How Art is Healing the Earth
This year, we have witnessed more victories for environmental justice across the globe as communities rise up to protect our home, to demand land back, and create innovative solutions to fight climate change. The Center for Cultural Power’s work amplifies the voices of Black and Indigenous artists, culture bearers and storytellers who are reclaiming land traditions in the face of capitalism and white supremacy.
We worked with the NDN Collective to build Indigenous Power by highlighting community leaders like the filmmaker and founder of Apache Skateboards Doug Miles, Oglala Lakota Poet and Educator Mark Tilsen, and Director of NDN and the LANDBACK campaign, Krystal Two Bulls to film a powerful video that explains the importance of Native sovereignty. Land redistribution is a solution to protecting our planet from climate change and a step towards reparative justice for Indigenous communities.
In partnership with PowerShift Network, we imagined beautiful futures for Black folks through a short film, Reclaiming the Earth. This collaboration between director Albo Roland Mejia and creators Aniya Wingate, Vic Barrett, Jacqeulyn Rever, and Walter Hull expresses the joy of Black folks healing our connection to the earth and making a personal journey of returning to the land with cultural autonomy. As culture bearers, they hold the torch for centering Black leaders in environmental justice.

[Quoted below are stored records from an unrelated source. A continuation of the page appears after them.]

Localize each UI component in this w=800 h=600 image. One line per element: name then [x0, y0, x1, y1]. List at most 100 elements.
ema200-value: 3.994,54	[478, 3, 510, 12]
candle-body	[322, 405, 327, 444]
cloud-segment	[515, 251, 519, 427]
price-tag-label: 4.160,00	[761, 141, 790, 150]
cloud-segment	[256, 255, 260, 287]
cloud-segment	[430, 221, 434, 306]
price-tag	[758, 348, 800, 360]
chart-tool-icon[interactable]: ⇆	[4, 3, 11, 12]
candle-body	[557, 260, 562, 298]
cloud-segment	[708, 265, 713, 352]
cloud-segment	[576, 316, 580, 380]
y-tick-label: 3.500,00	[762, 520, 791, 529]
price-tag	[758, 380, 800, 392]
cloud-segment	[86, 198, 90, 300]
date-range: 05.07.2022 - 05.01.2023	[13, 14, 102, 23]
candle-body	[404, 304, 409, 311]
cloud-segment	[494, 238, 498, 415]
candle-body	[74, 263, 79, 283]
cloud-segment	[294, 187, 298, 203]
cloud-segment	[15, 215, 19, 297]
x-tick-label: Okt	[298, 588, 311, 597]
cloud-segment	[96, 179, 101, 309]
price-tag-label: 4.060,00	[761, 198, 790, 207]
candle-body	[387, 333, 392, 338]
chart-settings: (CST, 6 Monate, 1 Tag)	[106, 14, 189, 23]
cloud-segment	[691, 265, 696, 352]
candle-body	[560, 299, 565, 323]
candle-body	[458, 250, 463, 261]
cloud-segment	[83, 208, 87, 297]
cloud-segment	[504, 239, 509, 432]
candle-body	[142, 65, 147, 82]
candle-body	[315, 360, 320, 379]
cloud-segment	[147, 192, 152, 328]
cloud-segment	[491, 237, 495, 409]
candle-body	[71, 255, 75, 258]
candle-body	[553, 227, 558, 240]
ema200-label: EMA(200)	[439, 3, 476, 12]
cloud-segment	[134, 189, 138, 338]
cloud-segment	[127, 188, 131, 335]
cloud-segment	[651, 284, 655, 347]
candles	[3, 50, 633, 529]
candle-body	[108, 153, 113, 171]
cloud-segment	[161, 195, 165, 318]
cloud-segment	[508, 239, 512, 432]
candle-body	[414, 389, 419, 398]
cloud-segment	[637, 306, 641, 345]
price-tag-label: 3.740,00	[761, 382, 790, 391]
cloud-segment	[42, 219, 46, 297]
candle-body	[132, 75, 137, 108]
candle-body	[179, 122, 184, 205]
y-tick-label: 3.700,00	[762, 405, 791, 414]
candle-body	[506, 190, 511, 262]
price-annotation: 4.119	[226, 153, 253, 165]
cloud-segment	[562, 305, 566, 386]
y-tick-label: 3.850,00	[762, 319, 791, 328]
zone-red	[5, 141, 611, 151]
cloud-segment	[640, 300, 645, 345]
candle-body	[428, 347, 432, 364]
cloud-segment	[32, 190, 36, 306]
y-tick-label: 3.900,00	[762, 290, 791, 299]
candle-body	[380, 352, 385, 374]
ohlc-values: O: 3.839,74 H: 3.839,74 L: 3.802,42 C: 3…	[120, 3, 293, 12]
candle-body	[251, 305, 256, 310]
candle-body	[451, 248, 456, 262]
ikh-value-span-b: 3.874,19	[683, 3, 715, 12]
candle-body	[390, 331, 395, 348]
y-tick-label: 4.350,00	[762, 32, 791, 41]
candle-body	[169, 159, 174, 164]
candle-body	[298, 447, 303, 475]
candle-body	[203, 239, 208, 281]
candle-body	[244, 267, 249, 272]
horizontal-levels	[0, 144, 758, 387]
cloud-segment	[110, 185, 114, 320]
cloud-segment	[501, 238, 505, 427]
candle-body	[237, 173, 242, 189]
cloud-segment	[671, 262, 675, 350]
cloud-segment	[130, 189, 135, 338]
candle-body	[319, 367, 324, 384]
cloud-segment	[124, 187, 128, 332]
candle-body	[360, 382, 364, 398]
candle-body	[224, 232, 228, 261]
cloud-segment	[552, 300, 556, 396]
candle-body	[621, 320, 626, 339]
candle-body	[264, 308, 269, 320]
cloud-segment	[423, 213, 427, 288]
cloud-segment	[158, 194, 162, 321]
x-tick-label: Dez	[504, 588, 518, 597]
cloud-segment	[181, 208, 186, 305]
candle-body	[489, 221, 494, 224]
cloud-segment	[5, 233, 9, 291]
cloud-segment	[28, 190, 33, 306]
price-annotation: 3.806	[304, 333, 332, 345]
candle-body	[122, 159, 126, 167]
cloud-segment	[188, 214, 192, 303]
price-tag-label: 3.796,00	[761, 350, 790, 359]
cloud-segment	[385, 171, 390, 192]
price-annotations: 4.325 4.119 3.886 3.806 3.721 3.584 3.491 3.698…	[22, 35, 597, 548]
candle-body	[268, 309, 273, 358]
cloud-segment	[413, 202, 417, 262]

One of our biggest highlights was working with Good Energy and major Hollywood players to develop a resource that encourages TV writers to create more narratives that display the pressing matters of climate change. The Good Energy Playbook site is accessible to all artists and writers who want to begin the future of climate storytelling.
In addition to these wonderful works, we created original animations exploring intersectional themes like Climigration, surfacing forced migration due to climate crises, and Seeding Our Future, bringing light to the relationship between climate change and the COVID-19 Pandemic. We hosted free artist workshops about using social media as a tool for climate activism, and built upon our Climate Woke work. Needless to say, our value of Bio Cultural Diversity is imperative to the work we do at the Center for Cultural Power. By understanding cultures and the beautiful differences among human species, we can realign our humanity with our natural world and continue to become more responsible stewards of the land.